The impression I get is that Farrell says it's too complicated because he sees the more common attribution of putting the Knight on a horse at the head of the Court Cards and the Prince in the chariot as a rationalization for contradictions in Book T, rather than the simpler explanation that the ideas were revised over time but not completely corrected in Book T.].
I'm kind of at a loss as to this part of the essay. He says there are mistakes in Book T that haven't been corrected, but I don't know what mistakes he's referring to, especially in connection with the Courts. True, I've only skimmed the original, working mainly from the revised College of Thelema version, but still.
Does the horse/chariot switch really change things that much? I don't think the fairy tale breaks down with Farrell's reasoning. The basic story of the Prince awakening his sleeping Princess to marry her and become King still works, doesn't it? I'm a new student to all of this, so I may be missing something that I just don't see.
It really depends on how much of a stickler to detail one actually is. To me, this changes a lot of things that I went into a little in my post, but there's an entire hornets nest of things a simple change like that affects. In my opinion it affects the balance and structure of the thing, and simply raises too many questions that don't seem to have answers. There may very well
be answers, just that the essay doesn't seem to cover them adequately.
The story, such as it is, is the basis of, well, everything. The brash Knight wins the Princess, becomes ruler, mates with the Queen and of that union two children are born. He then goes to sleep (he "dies" like the sperm entering the egg, he is transformed into something else, he is lost in the Beloved). The Prince is the direct offspring of his parents, and shares their attributes. His chariot is the vessel of the mother while the Prince inside it is that phallus of the father. The Princess, on the other hand, is more of a "Princess and the Pea" type of person. She is very different from the rest of the family, and very removed from them. In fact, she is asleep, both physically and mentally. Only through the intervention of the Prince does she awake, but only after she is awake can the Prince, now become Knight, impress her by his deeds. And so on.

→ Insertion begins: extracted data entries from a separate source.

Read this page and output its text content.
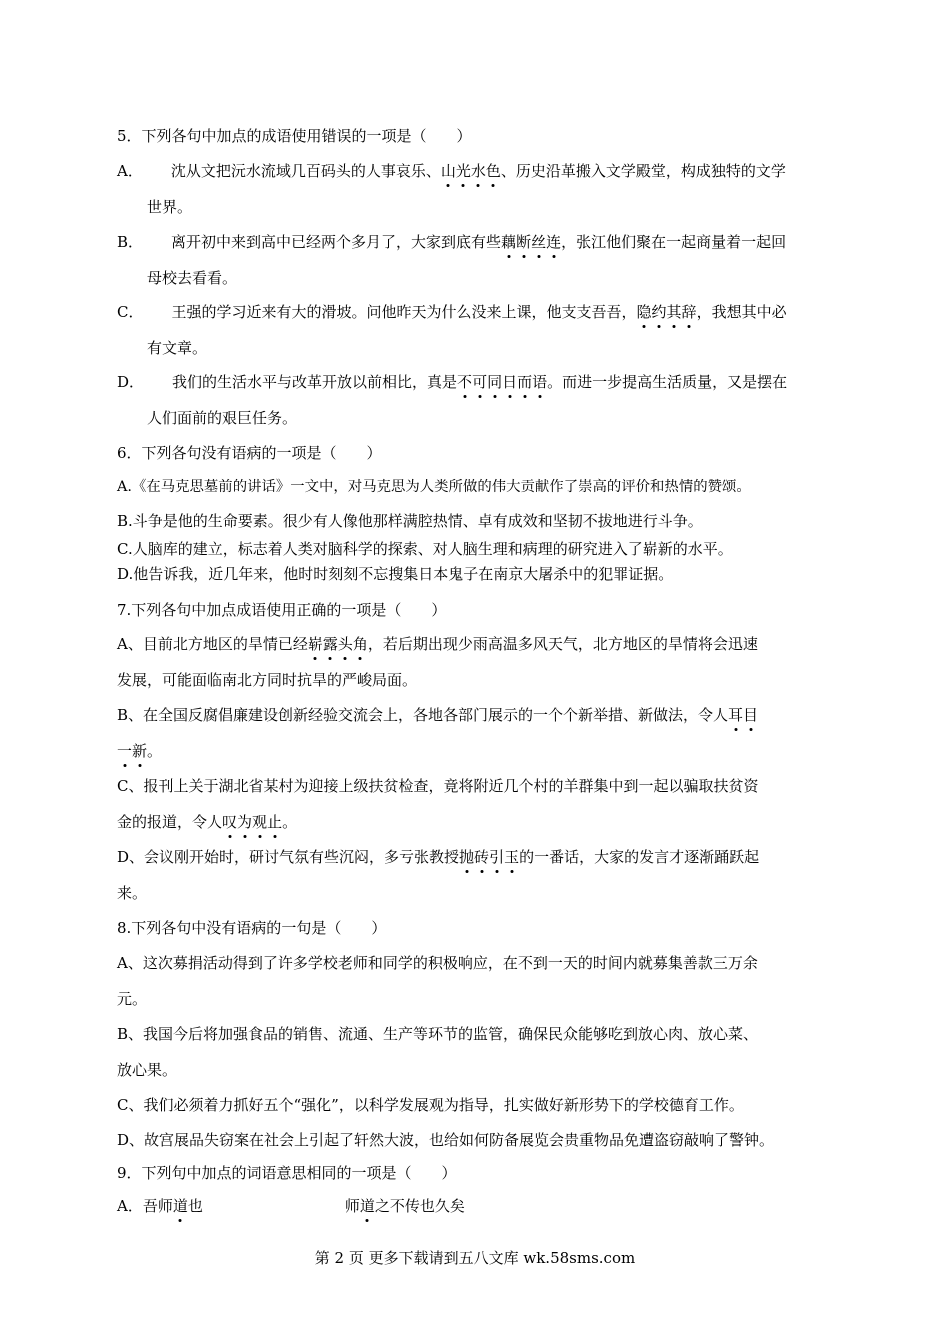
5．下列各句中加点的成语使用错误的一项是（　　）
A． 沈从文把沅水流域几百码头的人事哀乐、山光水色、历史沿革搬入文学殿堂，构成独特的文学
世界。
B． 离开初中来到高中已经两个多月了，大家到底有些藕断丝连，张江他们聚在一起商量着一起回
母校去看看。
C． 王强的学习近来有大的滑坡。问他昨天为什么没来上课，他支支吾吾，隐约其辞，我想其中必
有文章。
D． 我们的生活水平与改革开放以前相比，真是不可同日而语。而进一步提高生活质量，又是摆在
人们面前的艰巨任务。
6．下列各句没有语病的一项是（　　）
A.《在马克思墓前的讲话》一文中，对马克思为人类所做的伟大贡献作了崇高的评价和热情的赞颂。
B.斗争是他的生命要素。很少有人像他那样满腔热情、卓有成效和坚韧不拔地进行斗争。
C.人脑库的建立，标志着人类对脑科学的探索、对人脑生理和病理的研究进入了崭新的水平。
D.他告诉我，近几年来，他时时刻刻不忘搜集日本鬼子在南京大屠杀中的犯罪证据。
7.下列各句中加点成语使用正确的一项是（　　）
A、目前北方地区的旱情已经崭露头角，若后期出现少雨高温多风天气，北方地区的旱情将会迅速
发展，可能面临南北方同时抗旱的严峻局面。
B、在全国反腐倡廉建设创新经验交流会上，各地各部门展示的一个个新举措、新做法，令人耳目
一新。
C、报刊上关于湖北省某村为迎接上级扶贫检查，竟将附近几个村的羊群集中到一起以骗取扶贫资
金的报道，令人叹为观止。
D、会议刚开始时，研讨气氛有些沉闷，多亏张教授抛砖引玉的一番话，大家的发言才逐渐踊跃起
来。
8.下列各句中没有语病的一句是（　　）
A、这次募捐活动得到了许多学校老师和同学的积极响应，在不到一天的时间内就募集善款三万余
元。
B、我国今后将加强食品的销售、流通、生产等环节的监管，确保民众能够吃到放心肉、放心菜、
放心果。
C、我们必须着力抓好五个“强化”，以科学发展观为指导，扎实做好新形势下的学校德育工作。
D、故宫展品失窃案在社会上引起了轩然大波，也给如何防备展览会贵重物品免遭盗窃敲响了警钟。
9．下列句中加点的词语意思相同的一项是（　　）
A．吾师道也	师道之不传也久矣
第 2 页 更多下载请到五八文库 wk.58sms.com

Having a horse as the Prince's steed is jarring not only because it is different, but because it doesn't work. If the Prince has attributes from both his parents, where are they? Certainly the horse could have come from his father, but what did he get from his mother? Nothing! And then he becomes unbalanced, lost and confused! It's madness I say, madness!
Besides, as the Holy Guardian Angel, he does not simply go forth, inseminates and is done with it, like the Knight. He
engages with the world, and so needs a chariot. The idea of duality is shown by the Lovers connecting Binah and Tiphareth. A chariot is something you sit in, that moves, and as the Lovers is the first card in which two figures are shown, we have the idea of force (Chochma) entering space (Binah), with their offspring being the Prince.
But seriously, there seems to be a missing link there that I'm just not getting.
I'm familiar with the Wang deck and the Cicero deck, so I understand this change can be seen as jarring. However, it looks like a great deal of research was put into the decision, so it wasn't just an arbitrary change merely to make RWS users comfortable.
Nick Farrell is a formidable scholar, and really knows his stuff. Like I said, I don't have to agree with him, but concede that there must have been a reason for what he did. Heck, I don't completely agree with Crowley on a few things, and that's nothing short of
blasphemy! Don't get me started on his Lovers! Still, this is the kind of innovation I love, because it is a
true innovation. It isn't "RWS with gnomes" that passes for occult innovation today.
I haven't read what Case wrote, but I have his deck that I colored decades ago. I pulled them out the other day and his deck is very RWS--he has Knights on horses and Kings on thrones--nobody's in a chariot.
It's the thrones, they fulfill the role of the chariot, albeit unsatisfactorily (in my opinion). This probably stems from the differences in Waite's view of the HGA in general, and the role of the initiate in achieving Knowledge and Conversation. In one instance, he seems to meet you halfway (with the chariot). In the other, you have to go to him (on the throne).